One drink turned into many, which turned into partying all night, which then turned into hooking up, which finally led right up to the moment I thought I had gotten a girl pregnant.
This was when hit rock bottom. I was terrified and ran to the only place I knew, church. Desperate, I turned to my brother and told him about my failed attempts at finding a community group and how I needed one now more than ever. Immediately, he took me to get signed up and helped get me connected to what has become more of a blessing than I could have ever imagined.
A New Community
After telling myself "just go for a month, and then you can say you tried," I realized how much I really wanted the group to work out. Six months later, I found myself sobbing, staring at my feet, unable to meet anybody's glance as I confessed to this living room full of messed up people the one thing I had never shared before: "I have struggled with same sex attraction my whole life."

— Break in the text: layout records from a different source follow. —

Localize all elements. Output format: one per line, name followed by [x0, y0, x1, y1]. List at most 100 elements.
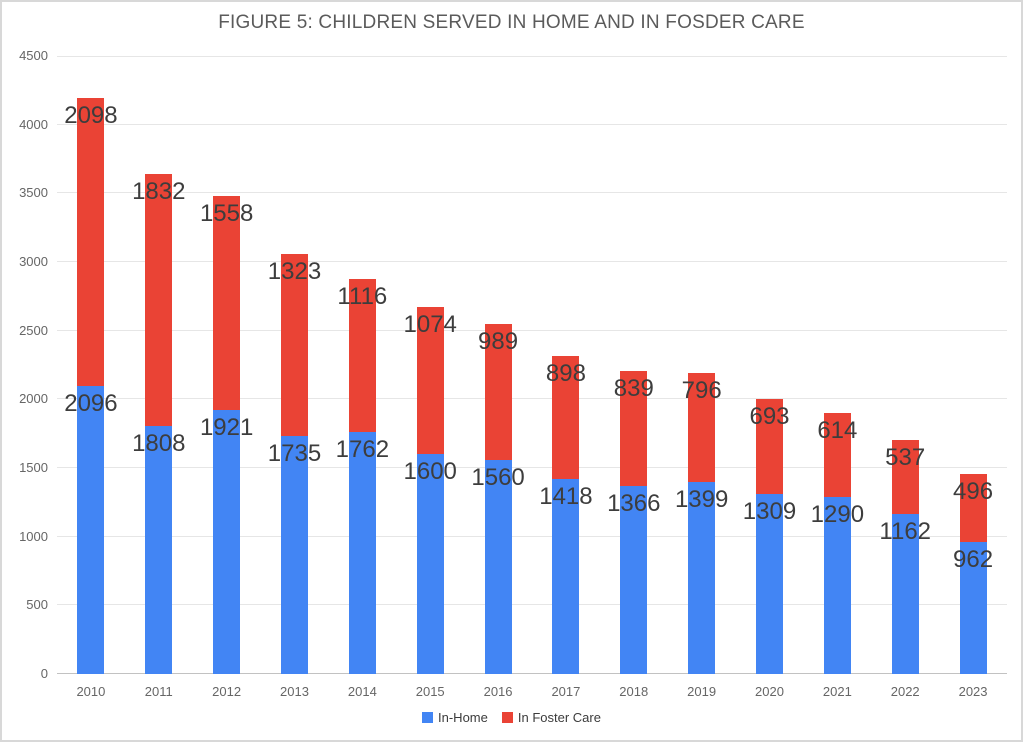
data-label-foster-care: 1323 [267, 258, 322, 285]
data-label-foster-care: 537 [885, 444, 926, 471]
bar-segment-foster-care [348, 279, 376, 432]
x-tick-label: 2019 [687, 684, 717, 699]
gridline [57, 124, 1007, 125]
gridline [57, 604, 1007, 605]
data-label-foster-care: 1074 [403, 311, 457, 338]
x-axis: 2010 2011 2012 2013 2014 2015 2016 2017 2018 2019… [57, 684, 1007, 702]
x-tick-label: 2012 [212, 684, 242, 699]
bar-segment-in-home [891, 514, 919, 674]
bar-segment-foster-care [823, 413, 851, 497]
y-tick-label: 3000 [19, 254, 48, 269]
data-label-foster-care: 1832 [132, 178, 186, 205]
data-label-foster-care: 989 [478, 328, 519, 355]
bar-segment-foster-care [77, 98, 105, 386]
data-label-foster-care: 693 [749, 403, 790, 430]
chart-title: FIGURE 5: CHILDREN SERVED IN HOME AND IN… [218, 12, 805, 33]
y-tick-label: 0 [40, 666, 48, 681]
bar-segment-foster-care [416, 307, 444, 454]
bar-segment-in-home [145, 426, 173, 674]
bar-segment-foster-care [281, 254, 308, 436]
gridline [57, 56, 1007, 57]
x-tick-label: 2022 [890, 684, 920, 699]
legend-item-in-home: In-Home [422, 710, 488, 725]
x-tick-label: 2018 [619, 684, 649, 699]
legend-label-foster-care: In Foster Care [517, 710, 601, 725]
bar-segment-in-home [416, 454, 444, 674]
y-tick-label: 2000 [19, 391, 48, 406]
bar-segment-in-home [688, 482, 716, 674]
data-label-in-home: 1762 [335, 436, 390, 463]
data-label-foster-care: 2098 [64, 102, 118, 129]
data-label-in-home: 1735 [267, 440, 322, 467]
data-label-foster-care: 496 [953, 478, 994, 505]
bar-segment-foster-care [891, 440, 919, 514]
x-tick-label: 2020 [755, 684, 784, 699]
gridline [57, 536, 1007, 537]
bar-segment-foster-care [213, 196, 241, 410]
legend-label-in-home: In-Home [438, 710, 488, 725]
y-tick-label: 1000 [19, 529, 48, 544]
bar-segment-in-home [281, 436, 308, 674]
y-axis: 0 500 1000 1500 2000 2500 3000 3500 4000 4500 [2, 48, 48, 681]
bar-segment-foster-care [145, 174, 173, 426]
y-tick-label: 1500 [19, 460, 48, 475]
x-tick-label: 2011 [144, 684, 173, 699]
data-label-foster-care: 796 [681, 377, 722, 404]
x-tick-label: 2013 [280, 684, 309, 699]
data-label-in-home: 1309 [742, 498, 797, 525]
plot-area: 2098 2096 1832 1808 1558 1921 1323 1735 1116 1762… [57, 56, 1007, 674]
bar-segment-in-home [77, 386, 105, 674]
x-tick-label: 2016 [483, 684, 513, 699]
bar-segment-foster-care [959, 474, 987, 542]
legend-item-foster-care: In Foster Care [501, 710, 601, 725]
data-label-in-home: 2096 [64, 390, 118, 417]
legend: In-Home In Foster Care [2, 710, 1021, 725]
bar-segment-in-home [348, 432, 376, 674]
bar-segment-in-home [213, 410, 241, 674]
bar-segment-in-home [620, 486, 648, 674]
data-label-foster-care: 614 [817, 417, 858, 444]
x-tick-label: 2010 [76, 684, 106, 699]
bar-segment-in-home [959, 542, 987, 674]
y-tick-label: 4000 [19, 117, 48, 132]
bar-segment-in-home [823, 497, 851, 674]
foster-care-swatch-icon [501, 712, 513, 723]
data-label-foster-care: 898 [545, 360, 586, 387]
x-axis-line [57, 673, 1007, 674]
y-tick-label: 500 [26, 597, 48, 612]
gridline [57, 467, 1007, 468]
data-label-foster-care: 839 [613, 375, 654, 402]
x-tick-label: 2023 [958, 684, 988, 699]
bar-segment-foster-care [688, 373, 716, 482]
data-label-in-home: 1290 [810, 501, 865, 528]
gridline [57, 330, 1007, 331]
bar-segment-foster-care [620, 371, 648, 486]
gridline [57, 261, 1007, 262]
bar-segment-foster-care [484, 324, 512, 460]
bar-segment-in-home [484, 460, 512, 674]
data-label-in-home: 1399 [674, 486, 729, 513]
x-tick-label: 2015 [415, 684, 445, 699]
gridline [57, 192, 1007, 193]
bar-segment-foster-care [756, 399, 783, 494]
data-label-in-home: 1560 [471, 464, 525, 491]
in-home-swatch-icon [422, 712, 434, 723]
data-label-foster-care: 1558 [199, 200, 254, 227]
data-label-in-home: 1600 [403, 458, 457, 485]
data-label-in-home: 1418 [539, 483, 593, 510]
bar-segment-in-home [756, 494, 783, 674]
x-tick-label: 2021 [822, 684, 852, 699]
bar-segment-in-home [552, 479, 580, 674]
y-tick-label: 4500 [19, 48, 48, 63]
data-label-in-home: 962 [953, 546, 994, 573]
x-tick-label: 2017 [551, 684, 581, 699]
data-label-foster-care: 1116 [337, 283, 388, 310]
data-label-in-home: 1808 [132, 430, 186, 457]
gridline [57, 398, 1007, 399]
data-label-in-home: 1921 [199, 414, 254, 441]
bar-segment-foster-care [552, 356, 580, 479]
data-label-in-home: 1366 [607, 490, 661, 517]
data-label-in-home: 1162 [879, 518, 932, 545]
y-tick-label: 3500 [19, 185, 48, 200]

Our group is a lot bigger than most, so that meant I had just told almost 30 people what I had only ever discussed with one other person. I told them the one thing I had never wanted anyone to know. I thought for sure they would look at me with disgust, the guys wouldn't give me a hug when they greeted me, and that others would view me as I viewed myself. Less of a man.

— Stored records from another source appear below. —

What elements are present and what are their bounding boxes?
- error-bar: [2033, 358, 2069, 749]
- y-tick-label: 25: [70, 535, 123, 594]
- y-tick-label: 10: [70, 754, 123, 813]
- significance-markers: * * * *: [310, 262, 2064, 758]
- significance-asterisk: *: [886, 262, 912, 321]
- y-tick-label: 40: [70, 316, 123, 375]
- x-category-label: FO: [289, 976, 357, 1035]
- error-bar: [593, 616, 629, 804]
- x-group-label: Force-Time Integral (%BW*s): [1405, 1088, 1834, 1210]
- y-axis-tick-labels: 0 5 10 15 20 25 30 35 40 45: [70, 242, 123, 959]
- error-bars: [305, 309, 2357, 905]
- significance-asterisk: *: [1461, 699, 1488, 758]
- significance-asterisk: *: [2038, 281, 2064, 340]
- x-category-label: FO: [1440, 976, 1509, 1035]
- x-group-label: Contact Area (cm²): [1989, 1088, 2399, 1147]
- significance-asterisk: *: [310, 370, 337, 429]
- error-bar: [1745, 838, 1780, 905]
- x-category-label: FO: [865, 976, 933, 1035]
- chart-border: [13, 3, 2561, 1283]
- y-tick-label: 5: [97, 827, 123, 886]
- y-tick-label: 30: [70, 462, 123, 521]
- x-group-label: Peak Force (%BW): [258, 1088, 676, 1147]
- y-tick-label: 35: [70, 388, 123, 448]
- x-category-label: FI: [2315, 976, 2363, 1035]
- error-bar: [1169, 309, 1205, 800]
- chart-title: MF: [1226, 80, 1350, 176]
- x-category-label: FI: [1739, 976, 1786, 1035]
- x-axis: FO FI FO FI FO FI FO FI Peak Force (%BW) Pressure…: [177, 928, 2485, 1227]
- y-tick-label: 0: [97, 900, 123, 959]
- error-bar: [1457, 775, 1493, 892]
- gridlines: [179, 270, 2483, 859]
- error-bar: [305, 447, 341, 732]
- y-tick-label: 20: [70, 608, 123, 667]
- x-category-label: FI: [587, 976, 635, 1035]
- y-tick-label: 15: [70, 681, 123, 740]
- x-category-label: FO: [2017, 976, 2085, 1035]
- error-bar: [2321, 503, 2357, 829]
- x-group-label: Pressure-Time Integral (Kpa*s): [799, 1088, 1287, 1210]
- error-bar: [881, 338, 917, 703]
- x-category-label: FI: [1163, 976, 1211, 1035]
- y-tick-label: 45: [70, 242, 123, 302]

Their response, one by one, then as a group, was to get up and wrap me in the biggest, strongest hug they could muster. All of them. Then they sat me down in the middle of the living room and prayed over me. I will never forget that night. It is etched in my memory as the moment God's grace and forgiveness became real. Since then, many others in my group have used that night as a beacon of hope, giving them freedom to share their own dark stories and secrets, being totally open and vulnerable.
A New Life
I could never have asked God for this community, because I could never have understood what it would look like. It is more than church, more than bible study, more than a group of friends. It transcends anything we could ever define because I can tell God has blessed us for choosing to live out our faith in community.
I have grown more in the past two years than I did in the 25 years before and I thank God every day for my community group, because they brought me back to life.